Максимов замкнулся, Аня страдала. Она металась между сыном и мужем, обвиняя то одного, то другого, а чаще всего себя, свое собственное бессилие, она чувствовала, что былой любви уже не вернуть. Юру раздражала суета матери, ее нервозность. И однажды за столом, рассердившись на какой-то пустяк, он повернулся к матери лицом и, сузив глаза, сказал ей что-то обидное.

Услышав эту резкую, лающую речь, увидев побледневшее, оскорбленное лицо Ани, Максимов потерял самообладание. Он поднялся из-за стола и пошел навстречу Юре. Глаза Максимова налились гневом, и Аня не решилась его остановить. Взяв сына за воротник, он тряхнул его так сильно, что рассыпалась Юркина прическа, уложенная волос к волосу, и сказал тихо, сквозь стиснутые зубы:

– Как ты смеешь так разговаривать с матерью? Ты русский, понимаешь, а русские дети так себя не ведут.

Резко оттолкнул его от себя и вышел в другую комнату.

Сила встретилась с упорством в открытом бою. Отступлений быть не могло. Столкнулись не отец с сыном, не взрослый с ребенком, а мужчина с мужчиной.

Четыре дня они не разговаривали, избегая друг друга, а на пятый, когда Максимов, вернувшись из академии, ужинал, Юра подошел к нему и сказал, опустив глаза:

– Папа! Ты покажешь мне настоящий корабль? Я никогда не был на корабле.

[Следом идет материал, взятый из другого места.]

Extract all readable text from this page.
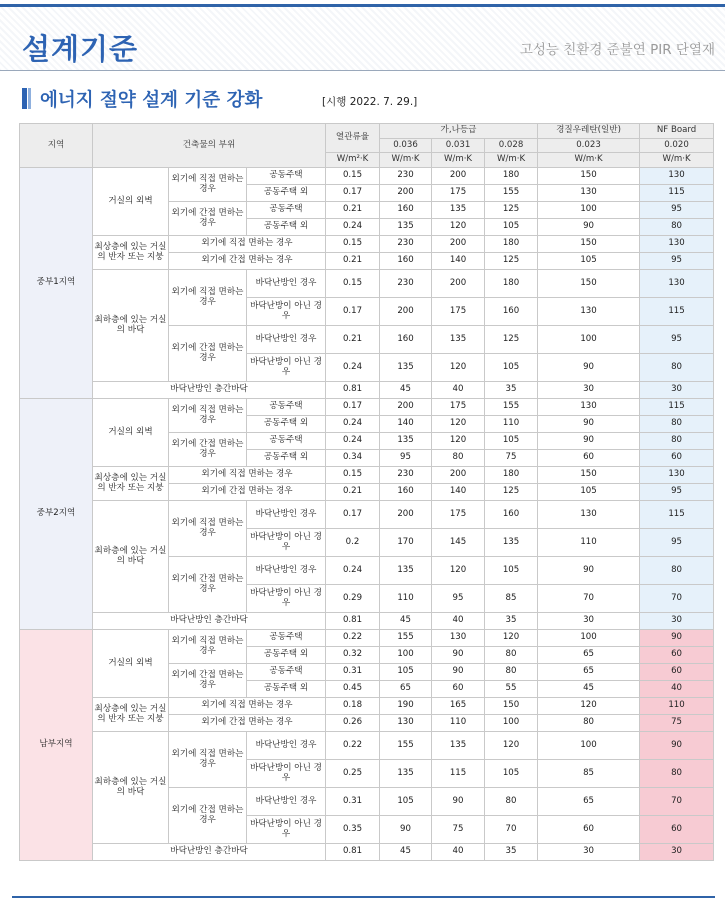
설계기준	고성능 친환경 준불연 PIR 단열재
에너지 절약 설계 기준 강화	[시행 2022. 7. 29.]
지역	건축물의 부위			열관류율	가,나등급			경질우레탄(일반)	NF Board
					0.036	0.031	0.028	0.023	0.020
				W/m²·K	W/m·K	W/m·K	W/m·K	W/m·K	W/m·K
중부1지역	거실의 외벽	외기에 직접 면하는 경우	공동주택	0.15	230	200	180	150	130
			공동주택 외	0.17	200	175	155	130	115
		외기에 간접 면하는 경우	공동주택	0.21	160	135	125	100	95
			공동주택 외	0.24	135	120	105	90	80
	최상층에 있는 거실의 반자 또는 지붕	외기에 직접 면하는 경우		0.15	230	200	180	150	130
		외기에 간접 면하는 경우		0.21	160	140	125	105	95
	최하층에 있는 거실의 바닥	외기에 직접 면하는 경우	바닥난방인 경우	0.15	230	200	180	150	130
			바닥난방이 아닌 경우	0.17	200	175	160	130	115
		외기에 간접 면하는 경우	바닥난방인 경우	0.21	160	135	125	100	95
			바닥난방이 아닌 경우	0.24	135	120	105	90	80
	바닥난방인 층간바닥			0.81	45	40	35	30	30
중부2지역	거실의 외벽	외기에 직접 면하는 경우	공동주택	0.17	200	175	155	130	115
			공동주택 외	0.24	140	120	110	90	80
		외기에 간접 면하는 경우	공동주택	0.24	135	120	105	90	80
			공동주택 외	0.34	95	80	75	60	60
	최상층에 있는 거실의 반자 또는 지붕	외기에 직접 면하는 경우		0.15	230	200	180	150	130
		외기에 간접 면하는 경우		0.21	160	140	125	105	95
	최하층에 있는 거실의 바닥	외기에 직접 면하는 경우	바닥난방인 경우	0.17	200	175	160	130	115
			바닥난방이 아닌 경우	0.2	170	145	135	110	95
		외기에 간접 면하는 경우	바닥난방인 경우	0.24	135	120	105	90	80
			바닥난방이 아닌 경우	0.29	110	95	85	70	70
	바닥난방인 층간바닥			0.81	45	40	35	30	30
남부지역	거실의 외벽	외기에 직접 면하는 경우	공동주택	0.22	155	130	120	100	90
			공동주택 외	0.32	100	90	80	65	60
		외기에 간접 면하는 경우	공동주택	0.31	105	90	80	65	60
			공동주택 외	0.45	65	60	55	45	40
	최상층에 있는 거실의 반자 또는 지붕	외기에 직접 면하는 경우		0.18	190	165	150	120	110
		외기에 간접 면하는 경우		0.26	130	110	100	80	75
	최하층에 있는 거실의 바닥	외기에 직접 면하는 경우	바닥난방인 경우	0.22	155	135	120	100	90
			바닥난방이 아닌 경우	0.25	135	115	105	85	80
		외기에 간접 면하는 경우	바닥난방인 경우	0.31	105	90	80	65	70
			바닥난방이 아닌 경우	0.35	90	75	70	60	60
	바닥난방인 층간바닥			0.81	45	40	35	30	30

Максимов обжегся ложкой горячего супа, вытер губы салфеткой и ответил:

– Обязательно покажу. В воскресенье поедем с тобой на крейсер «Аврора». Ты слышал что-нибудь об этом корабле?

Юра замахал головой.

– Ну так вот знай…

И Максимов начал рассказывать, глядя сыну в глаза, чувствуя его интерес, радуясь тому, что лед тронулся…

Так онемеченный ребенок постепенно возвращался в свое родное, русское лоно. Максимов выдержал борьбу за сына, и, калсется, поэтому Юрка был ему в тысячу раз дороже…

4


– Мама, наш детсадик большой, красивый, а еще какой – знаешь?

– Ну, веселый, светлый…

– Нет, нет, не знаешь. Наш садик скороходовский. Вот какой.

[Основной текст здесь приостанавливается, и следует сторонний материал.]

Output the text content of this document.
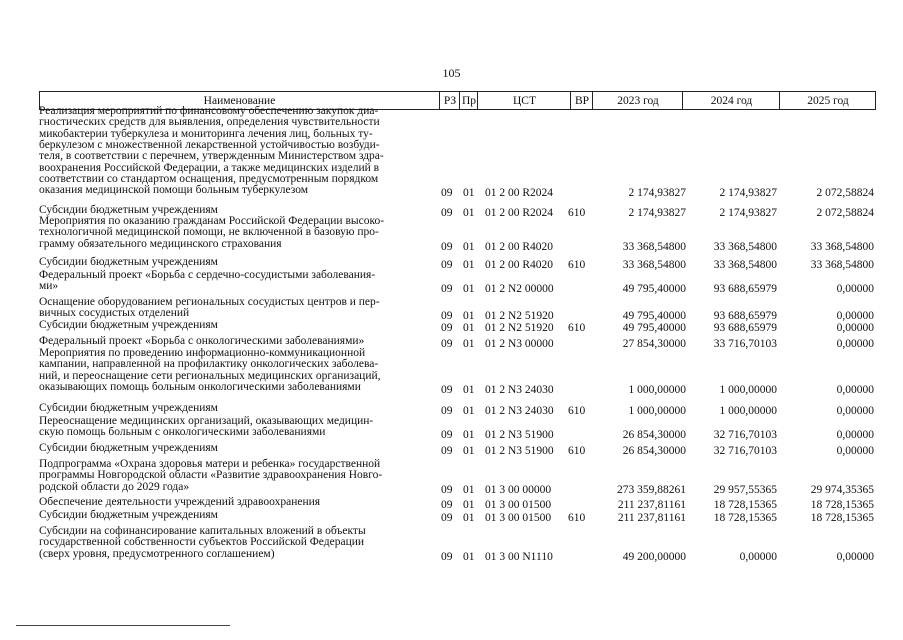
105
Наименование	РЗ Пр	ЦСТ	ВР	2023 год	2024 год	2025 год
Реализация мероприятий по финансовому обеспечению закупок диа-
гностических средств для выявления, определения чувствительности
микобактерии туберкулеза и мониторинга лечения лиц, больных ту-
беркулезом с множественной лекарственной устойчивостью возбуди-
теля, в соответствии с перечнем, утвержденным Министерством здра-
воохранения Российской Федерации, а также медицинских изделий в
соответствии со стандартом оснащения, предусмотренным порядком
оказания медицинской помощи больным туберкулезом	09 01 01 2 00 R2024	2 174,93827	2 174,93827	2 072,58824
Субсидии бюджетным учреждениям	09 01 01 2 00 R2024	610	2 174,93827	2 174,93827	2 072,58824
Мероприятия по оказанию гражданам Российской Федерации высоко-
технологичной медицинской помощи, не включенной в базовую про-
грамму обязательного медицинского страхования	09 01 01 2 00 R4020	33 368,54800	33 368,54800	33 368,54800
Субсидии бюджетным учреждениям	09 01 01 2 00 R4020	610	33 368,54800	33 368,54800	33 368,54800
Федеральный проект «Борьба с сердечно-сосудистыми заболевания-
ми»	09 01 01 2 N2 00000	49 795,40000	93 688,65979	0,00000
Оснащение оборудованием региональных сосудистых центров и пер-
вичных сосудистых отделений	09 01 01 2 N2 51920	49 795,40000	93 688,65979	0,00000
Субсидии бюджетным учреждениям	09 01 01 2 N2 51920	610	49 795,40000	93 688,65979	0,00000
Федеральный проект «Борьба с онкологическими заболеваниями»	09 01 01 2 N3 00000	27 854,30000	33 716,70103	0,00000
Мероприятия по проведению информационно-коммуникационной
кампании, направленной на профилактику онкологических заболева-
ний, и переоснащение сети региональных медицинских организаций,
оказывающих помощь больным онкологическими заболеваниями	09 01 01 2 N3 24030	1 000,00000	1 000,00000	0,00000
Субсидии бюджетным учреждениям	09 01 01 2 N3 24030	610	1 000,00000	1 000,00000	0,00000
Переоснащение медицинских организаций, оказывающих медицин-
скую помощь больным с онкологическими заболеваниями	09 01 01 2 N3 51900	26 854,30000	32 716,70103	0,00000
Субсидии бюджетным учреждениям	09 01 01 2 N3 51900	610	26 854,30000	32 716,70103	0,00000
Подпрограмма «Охрана здоровья матери и ребенка» государственной
программы Новгородской области «Развитие здравоохранения Новго-
родской области до 2029 года»	09 01 01 3 00 00000	273 359,88261	29 957,55365	29 974,35365
Обеспечение деятельности учреждений здравоохранения	09 01 01 3 00 01500	211 237,81161	18 728,15365	18 728,15365
Субсидии бюджетным учреждениям	09 01 01 3 00 01500	610	211 237,81161	18 728,15365	18 728,15365
Субсидии на софинансирование капитальных вложений в объекты
государственной собственности субъектов Российской Федерации
(сверх уровня, предусмотренного соглашением)	09 01 01 3 00 N1110	49 200,00000	0,00000	0,00000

Верочка смеялась и торжествующе смотрела на маму. Она любила делать открытия. Воспитательница сказала им, что детский садик называется – скороходовский. А почему скороходовский? Потому что их мамы и папы работают на фабрике «Скороход». Что бы это могло означать? Скоро… Скоро… ход… Верочка всплескивала руками:

– Мамочка, ведь скороход-то значит, чтобы все скоро-скоро. Да? И проснуться утром, умыться, и позавтракать, и все скоро-скоро.

Верочка радовалась своему открытию. Она семенила рядом с мамой, стараясь попасть в ногу с ней, но широкий шаг матери был намного больше Верочкиного шажка, она сбивалась, вздымала снег крохотными ножками и смеялась, смеялась…

– Чему ты смеешься, крошка?

Нет, Верочка и сама не знала, чему она смеется. Просто ей все нравилось в этой жизни: и позванивание трамвая, и яркие витрины магазинов, и горячая мускулистая мамина рука. Мама шила ботинки, и большие, и маленькие, даже такие маленькие, как у Верочки. Мама работала на «Скороходе».

– Скоро-ход… скоро-ход… – Верочка смеялась, ловила ртом легкие воздушные снежинки.

Давно это было, очень давно…

Вспоминая об этом, Вера смущенно улыбалась. Улыбались ее большие темные глаза, улыбался мягкий девичий рот. Впрочем, от детства у Веры остались не только такие радужные, но и тяжелые воспоминания: голод, холод, лютые бомбежки блокадных дней, когда ее мать, едва передвигая ноги, пробираясь по заснеженным улицам Московской заставы, поднималась на пятый этаж фабричного здания, потому что знала: ее труд нужен фронту. В сапогах, сшитых на «Скороходе», советские воины должны были не только разгромить врага у стен Ленинграда. Они должны дойти до Берлина. Так оно и случилось. Очевидцы рассказывали, что 9 мая 1945 года у рейхстага высоко над головами ликующих солдат маячил старый, стоптанный кирзовый сапог, сделанный на фабрике «Скороход», и под ним красовалась короткая многозначительная надпись: «Дошел!» Очень возможно, что заготовки этого сапога были выкроены на прессе «Идеал» Вериной мамой.

А когда Верочка подросла, поднялась по широкой фабричной лестнице на пятый этаж, толкнула дверь и попала в закройный цех. За станками на высоких табуретках сидели женщины. Вера потерялась среди нестройного гула, она уже хотела убежать, но в цех вошла какая-то женщина, ласково взяла Веру за руку и спросила;

– Девочка, тебе кого нужно?

– Маму. Дудинцеву.

– Ну идем, идем. Разыщем твою маму.

Они шли между рядами станков, и Вера первый раз чувствовала острый запах кожи. Кожа лежала на столах у прессов. Она была разного цвета: черная, красная, коричневая. Она поблескивала так, что Верочке хотелось погладить ее ровную, гладкую поверхность. Вера видела, как быстро и ловко работницы кроили из больших кусков кожи длинные и короткие полоски. Сложенные на столе горки этих полосок все росли и росли. Ова еще не знала, что из этих полосок и образуются заготовки для обуви.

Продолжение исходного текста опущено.